La Sieglinde di Elza van den Heever ha saputo imporsi con un’interpretazione intensa e coinvolgente, in grado di restituire con grande sensibilità il tormento interiore e la trasformazione emotiva del personaggio. Fin dalle prime battute, ha mostrato una presenza scenica molto efficace, costruendo una Sieglinde fragile, ma autentica, segnata dall’oppressione, ma progressivamente risoluta nel ritrovare la propria forza interiore.


Vocalmente, la sua prestazione è stata più che soddisfacente, con una voce dal timbro ampio e caldo, capace di attraversare con sicurezza le diverse sfumature espressive richieste dalla parte.


Eccellenti sono state per complicità, coesione e vocalità, anche le restanti otto valchirie, impersonate da Caroline Wenborne (Gerhilde), Olga Bezsmertna (Ortlinde), Stephanie Houtzeel (Waltraute), Freya Apffelstaedt (Schwertleite), Kathleen O'Mara (Helmwige), Virginie Verrez (Siegrune), Egle Wyss (Grimgerde) ed Eva Vogel (Rossweisse).

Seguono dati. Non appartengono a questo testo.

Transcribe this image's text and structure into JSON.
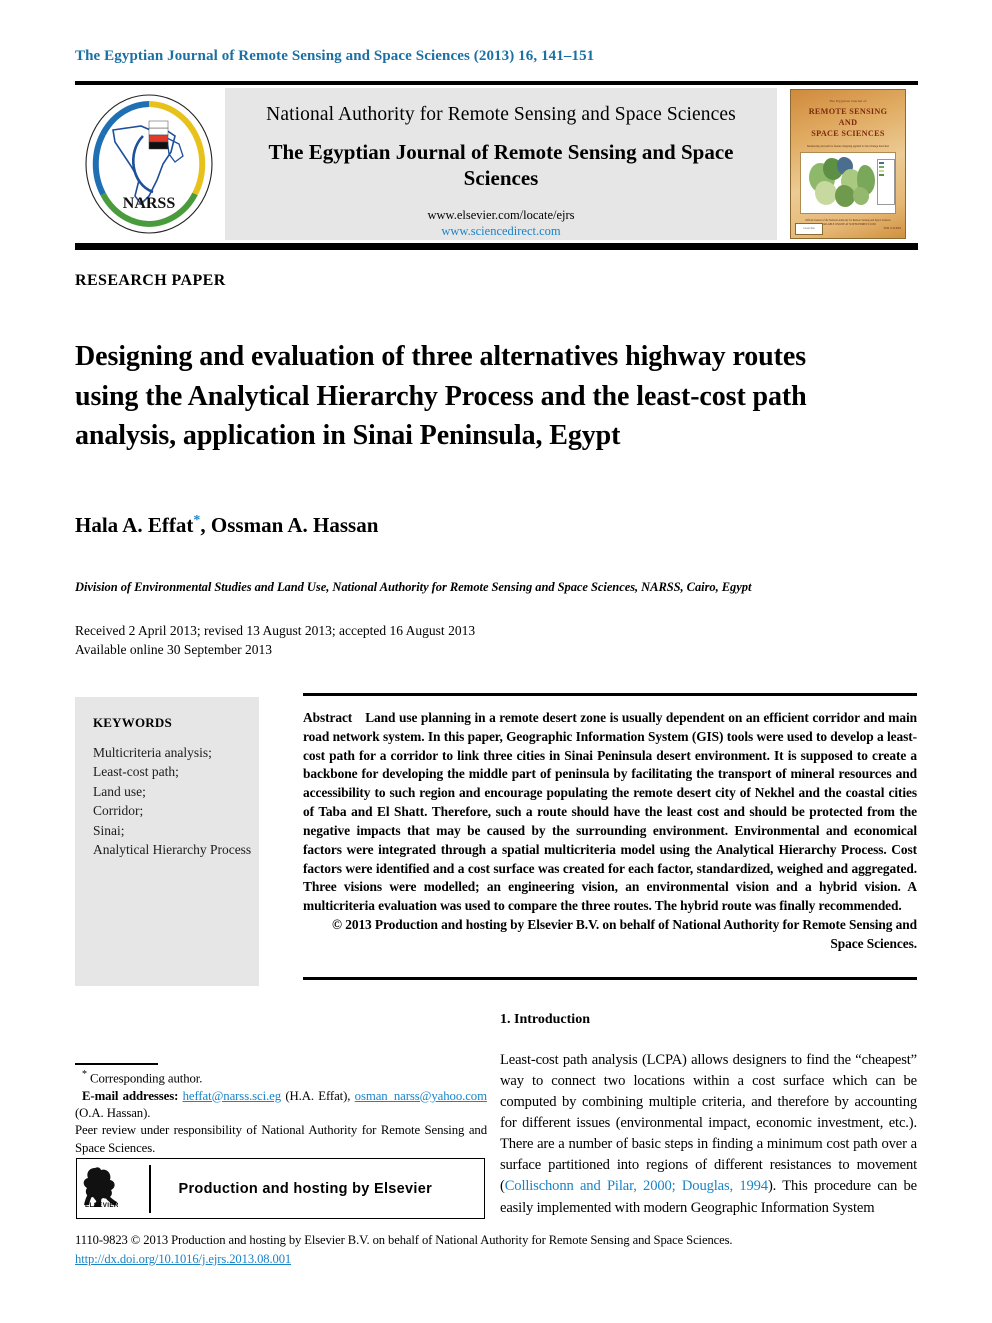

Resta infine la regia di David McVicar, chiamato a firmare tutte e quattro le produzioni di questo nuovo Ring scaligero, tornato alla Scala dopo l’eccellente successo ottenuto con Das Rheingold. La sua visione si mantiene in un equilibrio raffinato tra modernità e tradizione: se da un lato la messinscena presenta soluzioni visive innovative, dall’altro conserva un’impronta saldamente ancorata a una lettura tradizionale, in particolare nell’uso dei costumi, esempre fedele alla drammaturgia wagneriana. Ogni elemento scenico è concepito per favorire una narrazione chiara ed efficace, risultando accessibile anche a chi si approccia all’opera per la prima volta. Non mancano idee originali e trovate di forte impatto visivo, come l’enorme maschera finale che si apre e cambia colore in funzione del luogo di riposo di Brünnhilde, un espediente scenografico di notevole suggestione. Meno convincente, invece, la resa dei cavalli delle Valchirie: realizzati con figuranti sormontati da teste equine costruite con un intreccio di fili metallici e sostenuti da trampoli molleggiati. Questi ultimi, pur evocativi nella loro concezione, hanno prodotto un movimento scenico dal rumore fastidioso, distraendo in alcuni momenti dalla resa musicale. Nel complesso, però, la regia di McVicar ha saputo trasportare il pubblico in un universo visivo autonomo e coerente, capace di dialogare con la tradizione senza esserne vincolato. La sua firma emerge con grande classe, conferendo unità all’intero ciclo senza ridurre le singole opere a episodi slegati, ma inserendole in una narrazione visivamente e concettualmente coesa. Una lettura di grande intelligenza, capace di rispettare Wagner senza rinunciare a uno stile registico ben definito.


In sostanza, questa produzione del Die Walküre non ha affatto deluso le aspettative, ma è anzi  risultata decisamente più omogenea del precedente, comunque splendido Das Rheingold. Crescono quindi le aspettative per giugno, quando si inscenerà il Siegfried, la seconda giornata di questo magico Ring di Wagner.